Fun with names: Whitehead Raynor

I promise this will be the last in the name series for a while. For a little bit, anyway... :)

So, my fifth great-grandfather's name was Whitehead Raynor and his is a name that has always intrigued me. As a kid and then as a teenager, the name "Whitehead" obviously conjures some unpleasant skin-related images and you wonder just what in the heck Whitehead's parents were thinking. Whitehead is not one of those old-fashioned names that randomly pop up or become popular again. And probably with good reason.

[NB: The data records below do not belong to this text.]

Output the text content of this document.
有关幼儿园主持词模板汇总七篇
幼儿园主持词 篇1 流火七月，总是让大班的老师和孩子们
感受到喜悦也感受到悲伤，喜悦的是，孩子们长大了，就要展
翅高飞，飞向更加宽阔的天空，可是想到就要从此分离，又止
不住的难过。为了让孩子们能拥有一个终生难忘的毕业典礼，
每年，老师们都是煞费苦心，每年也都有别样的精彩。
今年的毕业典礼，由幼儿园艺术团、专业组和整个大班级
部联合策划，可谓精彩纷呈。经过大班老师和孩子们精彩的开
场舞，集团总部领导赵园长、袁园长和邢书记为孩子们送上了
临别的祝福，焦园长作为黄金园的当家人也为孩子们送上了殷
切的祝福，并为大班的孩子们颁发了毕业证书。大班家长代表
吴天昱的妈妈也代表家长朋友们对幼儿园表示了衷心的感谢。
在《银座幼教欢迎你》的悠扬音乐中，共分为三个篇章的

As it turns out, though, as I was scrolling through all the baptismal records and marriage records that were transcribed from St. George's Episcopal Church in Hempstead, New York from the 1700s and 1800s, Whitehead is a name that appears - well, to say frequently might be an overstatement, but let's just say that there were enough of them that in school, my Whitehead might have to have been known as Whitehead R. to distinguish him from the others. It turns out that Whitehead, like Raynor and Smith and Bedell and Pearsall, is a Hempstead family name. Unfortunately, if I can't connect my tree to a family, I usually don't pay that much attention to it - family history tunnel vision? But yes, Daniel Whitehead in fact was one of the original 50 proprietors of Hempstead in the 1640s.

So what does that mean for Whitehead Raynor? In Hempstead, as in other places, unusual first names turn up that turn out to be a surname from the same area - a mother or a grandmother's maiden name in many cases. But as I mentioned above, I don't have any Whiteheads in my family. Or do I? There are branches on my tree, maternal lines, that I can't trace. The mother is a dead end. Is it possible that along one of these lines I have a connection to the Whitehead family? Or maybe Whitehead's parents wanted to honor a friend who was a Whitehead or a Whitehead who married into the family through a sibling or a cousin - is that a naming practice that might have occurred? These are the questions I ask myself when I go back over these lines.

And then I guess it's entirely possible that Whitehead's parents just thought it was a cool or hip name in which case all I can do is hang and shake my head and add it to my list of things to ask my ancestors, when I die, "What in the heck were you thinking?"